By Samuel Mattison
Alabama Political Reporter
Students and other citizens took to the state capitol in Montgomery on Wednesday to protest the rolling back of the Deferment Arrival of Childhood Arrivals, which granted legal protections to minor children who were brought to the country illegally.
President Donald Trump rolled back on the Obama-era executive order earlier this month giving it a six-month period of transition.
The rally hosted by the Association of Latino American Students at Auburn University at Montgomery. The speakers at the rally were mainly college and high school students who were granted protections under DACA.
AUM junior Karla Olmos, 20, is a beneficiary of DACA and spoke at the rally. Current provisions under DACA permit her to attend college. She said the United States is the only country she has ever known and said, “I am American.”
“I don’t know another country besides this one,” Olmos said visibly upset. “I pledge every time at school, at work.”
Olmos’ mother, who brought her to the country when she was seven years old, also spoke at the rally.
“We brought them here, it’s not their fault,” she said speaking in Spanish. “It was our choices—not theirs.”
The event drew a sizable crowd with attendees holding signs that read, “Here to stay,” “Defend DACA,” “Resist,” “Dreamers here to stay,” and many more pro-DACA slogans.
An uneasy deal was formed between Democratic leaders in Congress and Trump to pass a DACA-like program through legislation. Multiple national media reported that Trump had reached a deal over a dinner with U.S. Senate Minority Leader Chuck Schumer, D-N.Y., and House Minority Leader Nancy Pelosi, D-Ca, to pass the DREAM Act of 2017.
Similar bills have been introduced in Congress since 2001 calling for legislative action on immigration. President Barack Obama issued the DACA executive order in 2012 after it became clear the Republican-controlled Congress would block the DREAM Act.
Despite this report, the president has gone on Twitter saying that no deal has yet been reached. The supposed deal would let DACA recipients have legal protections but at the cost of funding for more border security along the Mexican-American border.
If the deal is not brokered, and Congress cannot pass legislation, the estimated 800,000 DACA recipients’ legal statuses could be revoked. Trump said if Congress cannot pass any immigration reform within the six-month period, he will revisit the issue.
The Alabama delegation, aside from U.S. Rep. Terri Sewell, to Congress have all released statements supporting Trump’s decisions.
U.S. Senate candidate former state Supreme Court Chief Justice Roy Moore, who is polling slightly ahead of Sen. Luther Strange, R-Ala., is opposed to DACA and amnesty for immigrants entering the country illegally in general.

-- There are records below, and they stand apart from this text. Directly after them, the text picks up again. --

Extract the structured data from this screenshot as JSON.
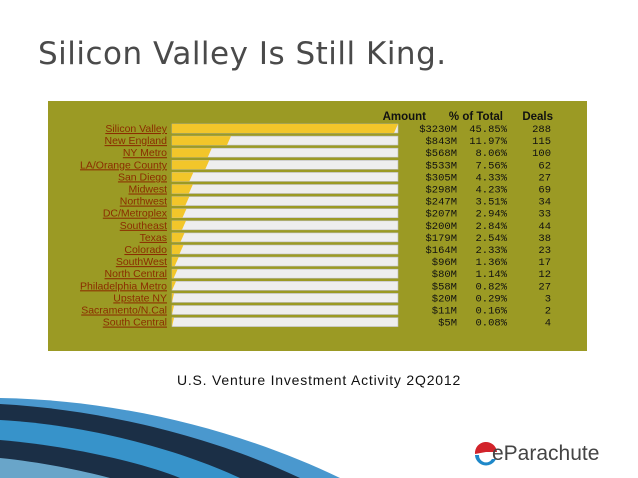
{
  "slide": {
    "title": "Silicon Valley Is Still King.",
    "caption": "U.S. Venture Investment Activity 2Q2012",
    "logo_text": "eParachute",
    "logo_icon": "parachute-e-icon"
  },
  "colors": {
    "panel": "#9b9a24",
    "bar_fill": "#f2c62a",
    "bar_track": "#eeeeee",
    "label_link": "#8b2d00",
    "swoosh_dark": "#1b2f46",
    "swoosh_blue": "#2a86c6",
    "logo_red": "#d2232a",
    "logo_blue": "#1e88c9"
  },
  "chart_data": {
    "type": "bar",
    "orientation": "horizontal",
    "title": "",
    "xlabel": "",
    "ylabel": "",
    "xlim": [
      0,
      3230
    ],
    "grid": false,
    "columns": [
      "Amount",
      "% of Total",
      "Deals"
    ],
    "categories": [
      "Silicon Valley",
      "New England",
      "NY Metro",
      "LA/Orange County",
      "San Diego",
      "Midwest",
      "Northwest",
      "DC/Metroplex",
      "Southeast",
      "Texas",
      "Colorado",
      "SouthWest",
      "North Central",
      "Philadelphia Metro",
      "Upstate NY",
      "Sacramento/N.Cal",
      "South Central"
    ],
    "values": [
      3230,
      843,
      568,
      533,
      305,
      298,
      247,
      207,
      200,
      179,
      164,
      96,
      80,
      58,
      20,
      11,
      5
    ],
    "amount_labels": [
      "$3230M",
      "$843M",
      "$568M",
      "$533M",
      "$305M",
      "$298M",
      "$247M",
      "$207M",
      "$200M",
      "$179M",
      "$164M",
      "$96M",
      "$80M",
      "$58M",
      "$20M",
      "$11M",
      "$5M"
    ],
    "percent_labels": [
      "45.85%",
      "11.97%",
      "8.06%",
      "7.56%",
      "4.33%",
      "4.23%",
      "3.51%",
      "2.94%",
      "2.84%",
      "2.54%",
      "2.33%",
      "1.36%",
      "1.14%",
      "0.82%",
      "0.29%",
      "0.16%",
      "0.08%"
    ],
    "deals": [
      288,
      115,
      100,
      62,
      27,
      69,
      34,
      33,
      44,
      38,
      23,
      17,
      12,
      27,
      3,
      2,
      4
    ]
  }
}
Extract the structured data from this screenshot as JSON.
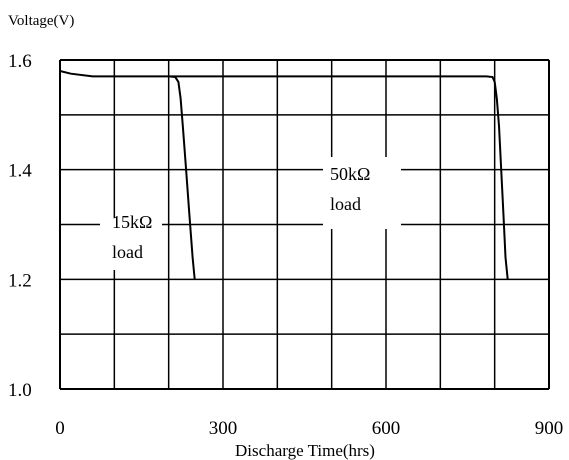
{
  "chart_data": {
    "type": "line",
    "ylabel": "Voltage(V)",
    "xlabel": "Discharge Time(hrs)",
    "xlim": [
      0,
      900
    ],
    "ylim": [
      1.0,
      1.6
    ],
    "x_ticks": [
      "0",
      "300",
      "600",
      "900"
    ],
    "y_ticks": [
      "1.0",
      "1.2",
      "1.4",
      "1.6"
    ],
    "grid": true,
    "series": [
      {
        "name": "15kΩ load",
        "label_lines": [
          "15kΩ",
          "load"
        ],
        "points": [
          [
            0,
            1.58
          ],
          [
            20,
            1.575
          ],
          [
            60,
            1.57
          ],
          [
            120,
            1.57
          ],
          [
            200,
            1.57
          ],
          [
            212,
            1.569
          ],
          [
            218,
            1.56
          ],
          [
            222,
            1.53
          ],
          [
            226,
            1.48
          ],
          [
            232,
            1.4
          ],
          [
            238,
            1.32
          ],
          [
            244,
            1.24
          ],
          [
            248,
            1.2
          ]
        ]
      },
      {
        "name": "50kΩ load",
        "label_lines": [
          "50kΩ",
          "load"
        ],
        "points": [
          [
            200,
            1.57
          ],
          [
            400,
            1.57
          ],
          [
            600,
            1.57
          ],
          [
            785,
            1.57
          ],
          [
            796,
            1.569
          ],
          [
            800,
            1.56
          ],
          [
            804,
            1.53
          ],
          [
            808,
            1.48
          ],
          [
            812,
            1.4
          ],
          [
            816,
            1.32
          ],
          [
            820,
            1.24
          ],
          [
            824,
            1.2
          ]
        ]
      }
    ]
  }
}
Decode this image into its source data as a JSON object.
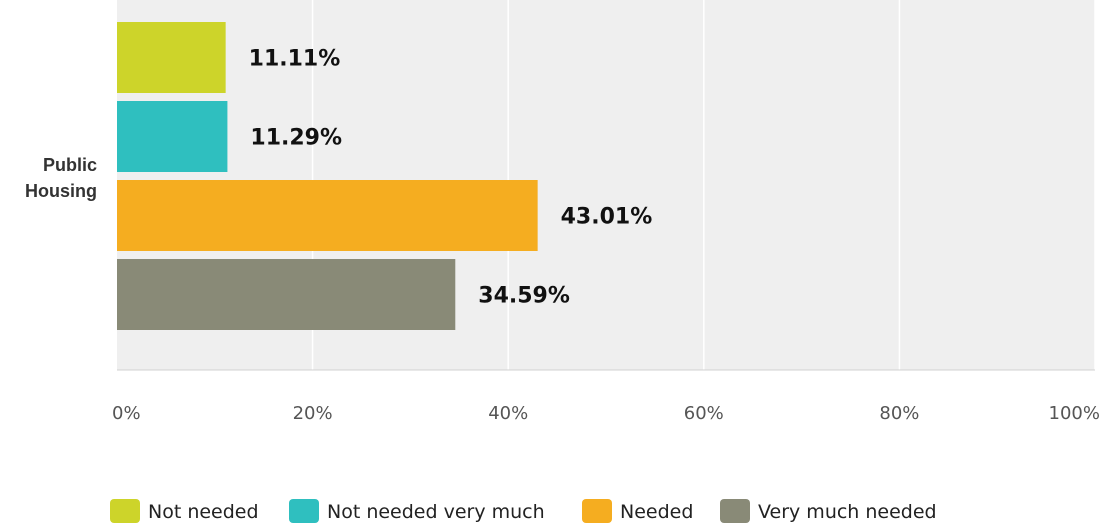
{
  "chart_data": {
    "type": "bar",
    "orientation": "horizontal",
    "categories": [
      "Public Housing"
    ],
    "series": [
      {
        "name": "Not needed",
        "values": [
          11.11
        ],
        "color": "#cdd42a"
      },
      {
        "name": "Not needed very much",
        "values": [
          11.29
        ],
        "color": "#2fbfbf"
      },
      {
        "name": "Needed",
        "values": [
          43.01
        ],
        "color": "#f5ad20"
      },
      {
        "name": "Very much needed",
        "values": [
          34.59
        ],
        "color": "#898a77"
      }
    ],
    "value_labels": [
      "11.11%",
      "11.29%",
      "43.01%",
      "34.59%"
    ],
    "x_ticks": [
      "0%",
      "20%",
      "40%",
      "60%",
      "80%",
      "100%"
    ],
    "xlim": [
      0,
      100
    ],
    "grid": true,
    "legend_position": "bottom",
    "plot_background": "#efefef",
    "title": "",
    "xlabel": "",
    "ylabel": ""
  },
  "axis": {
    "category_label_line1": "Public",
    "category_label_line2": "Housing"
  },
  "legend": {
    "items": [
      "Not needed",
      "Not needed very much",
      "Needed",
      "Very much needed"
    ]
  }
}
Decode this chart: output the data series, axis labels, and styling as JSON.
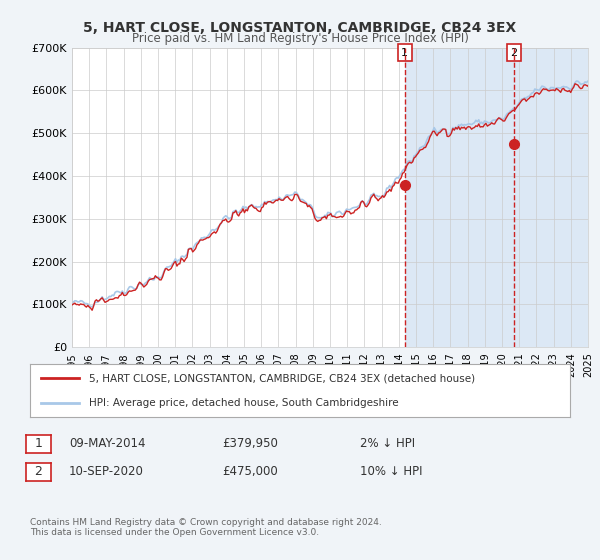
{
  "title": "5, HART CLOSE, LONGSTANTON, CAMBRIDGE, CB24 3EX",
  "subtitle": "Price paid vs. HM Land Registry's House Price Index (HPI)",
  "background_color": "#f0f4f8",
  "plot_bg_color": "#ffffff",
  "hpi_color": "#a8c8e8",
  "price_color": "#cc2222",
  "marker1_date": 2014.35,
  "marker1_price": 379950,
  "marker2_date": 2020.7,
  "marker2_price": 475000,
  "vline_color": "#cc2222",
  "highlight_bg": "#dce8f5",
  "ylim": [
    0,
    700000
  ],
  "xlim_start": 1995,
  "xlim_end": 2025,
  "yticks": [
    0,
    100000,
    200000,
    300000,
    400000,
    500000,
    600000,
    700000
  ],
  "ytick_labels": [
    "£0",
    "£100K",
    "£200K",
    "£300K",
    "£400K",
    "£500K",
    "£600K",
    "£700K"
  ],
  "xticks": [
    1995,
    1996,
    1997,
    1998,
    1999,
    2000,
    2001,
    2002,
    2003,
    2004,
    2005,
    2006,
    2007,
    2008,
    2009,
    2010,
    2011,
    2012,
    2013,
    2014,
    2015,
    2016,
    2017,
    2018,
    2019,
    2020,
    2021,
    2022,
    2023,
    2024,
    2025
  ],
  "legend_label_price": "5, HART CLOSE, LONGSTANTON, CAMBRIDGE, CB24 3EX (detached house)",
  "legend_label_hpi": "HPI: Average price, detached house, South Cambridgeshire",
  "annotation1_date": "09-MAY-2014",
  "annotation1_price": "£379,950",
  "annotation1_change": "2% ↓ HPI",
  "annotation2_date": "10-SEP-2020",
  "annotation2_price": "£475,000",
  "annotation2_change": "10% ↓ HPI",
  "footer": "Contains HM Land Registry data © Crown copyright and database right 2024.\nThis data is licensed under the Open Government Licence v3.0."
}
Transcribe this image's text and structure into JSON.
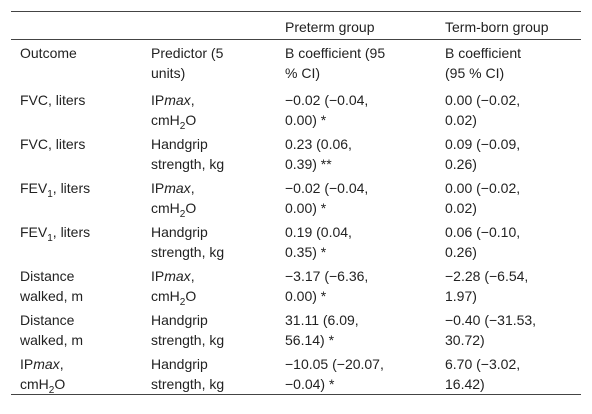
{
  "table": {
    "column_groups": [
      "Preterm group",
      "Term-born group"
    ],
    "rows": [
      [
        [
          "Outcome"
        ],
        [
          "Predictor (5",
          "units)"
        ],
        [
          "B coefficient (95",
          "% CI)"
        ],
        [
          "B coefficient",
          "(95 % CI)"
        ]
      ],
      [
        [
          "FVC, liters"
        ],
        [
          [
            {
              "text": "IP"
            },
            {
              "text": "max",
              "style": "italic"
            },
            {
              "text": ","
            }
          ],
          [
            {
              "text": "cmH"
            },
            {
              "text": "2",
              "style": "sub"
            },
            {
              "text": "O"
            }
          ]
        ],
        [
          "−0.02 (−0.04,",
          "0.00) *"
        ],
        [
          "0.00 (−0.02,",
          "0.02)"
        ]
      ],
      [
        [
          "FVC, liters"
        ],
        [
          "Handgrip",
          "strength, kg"
        ],
        [
          "0.23 (0.06,",
          "0.39) **"
        ],
        [
          "0.09 (−0.09,",
          "0.26)"
        ]
      ],
      [
        [
          [
            {
              "text": "FEV"
            },
            {
              "text": "1",
              "style": "sub"
            },
            {
              "text": ", liters"
            }
          ]
        ],
        [
          [
            {
              "text": "IP"
            },
            {
              "text": "max",
              "style": "italic"
            },
            {
              "text": ","
            }
          ],
          [
            {
              "text": "cmH"
            },
            {
              "text": "2",
              "style": "sub"
            },
            {
              "text": "O"
            }
          ]
        ],
        [
          "−0.02 (−0.04,",
          "0.00) *"
        ],
        [
          "0.00 (−0.02,",
          "0.02)"
        ]
      ],
      [
        [
          [
            {
              "text": "FEV"
            },
            {
              "text": "1",
              "style": "sub"
            },
            {
              "text": ", liters"
            }
          ]
        ],
        [
          "Handgrip",
          "strength, kg"
        ],
        [
          "0.19 (0.04,",
          "0.35) *"
        ],
        [
          "0.06 (−0.10,",
          "0.26)"
        ]
      ],
      [
        [
          "Distance",
          "walked, m"
        ],
        [
          [
            {
              "text": "IP"
            },
            {
              "text": "max",
              "style": "italic"
            },
            {
              "text": ","
            }
          ],
          [
            {
              "text": "cmH"
            },
            {
              "text": "2",
              "style": "sub"
            },
            {
              "text": "O"
            }
          ]
        ],
        [
          "−3.17 (−6.36,",
          "0.00) *"
        ],
        [
          "−2.28 (−6.54,",
          "1.97)"
        ]
      ],
      [
        [
          "Distance",
          "walked, m"
        ],
        [
          "Handgrip",
          "strength, kg"
        ],
        [
          "31.11 (6.09,",
          "56.14) *"
        ],
        [
          "−0.40 (−31.53,",
          "30.72)"
        ]
      ],
      [
        [
          [
            {
              "text": "IP"
            },
            {
              "text": "max",
              "style": "italic"
            },
            {
              "text": ","
            }
          ],
          [
            {
              "text": "cmH"
            },
            {
              "text": "2",
              "style": "sub"
            },
            {
              "text": "O"
            }
          ]
        ],
        [
          "Handgrip",
          "strength, kg"
        ],
        [
          "−10.05 (−20.07,",
          "−0.04) *"
        ],
        [
          "6.70 (−3.02,",
          "16.42)"
        ]
      ]
    ]
  }
}
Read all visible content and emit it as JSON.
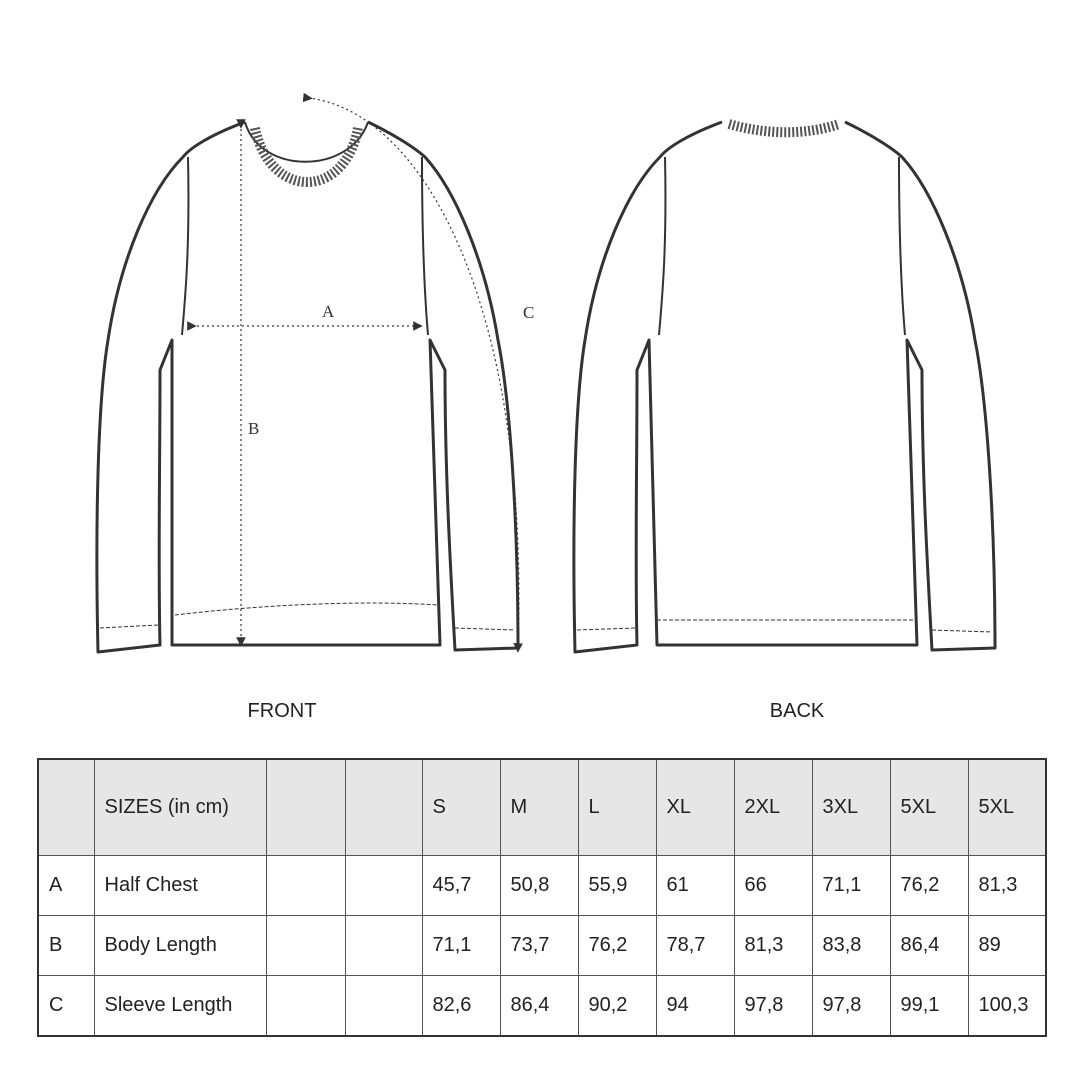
{
  "views": {
    "front": "FRONT",
    "back": "BACK"
  },
  "dimension_markers": {
    "a": "A",
    "b": "B",
    "c": "C"
  },
  "table": {
    "header": [
      "",
      "SIZES (in cm)",
      "",
      "",
      "S",
      "M",
      "L",
      "XL",
      "2XL",
      "3XL",
      "5XL",
      "5XL"
    ],
    "rows": [
      [
        "A",
        "Half Chest",
        "",
        "",
        "45,7",
        "50,8",
        "55,9",
        "61",
        "66",
        "71,1",
        "76,2",
        "81,3"
      ],
      [
        "B",
        "Body Length",
        "",
        "",
        "71,1",
        "73,7",
        "76,2",
        "78,7",
        "81,3",
        "83,8",
        "86,4",
        "89"
      ],
      [
        "C",
        "Sleeve Length",
        "",
        "",
        "82,6",
        "86,4",
        "90,2",
        "94",
        "97,8",
        "97,8",
        "99,1",
        "100,3"
      ]
    ]
  }
}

If DACA is revoked, Alabama could see a substantial impact on its economy. A study by the Center for American Progress found that Alabama would lose over $182 million in GDP if DACA workers were removed from the state.
The Wall Street Journal and NBC News conducted a poll released Thursday that showed most Americans support congressional action to continue DACA. It also showed the most opposition comes from Trump supporters.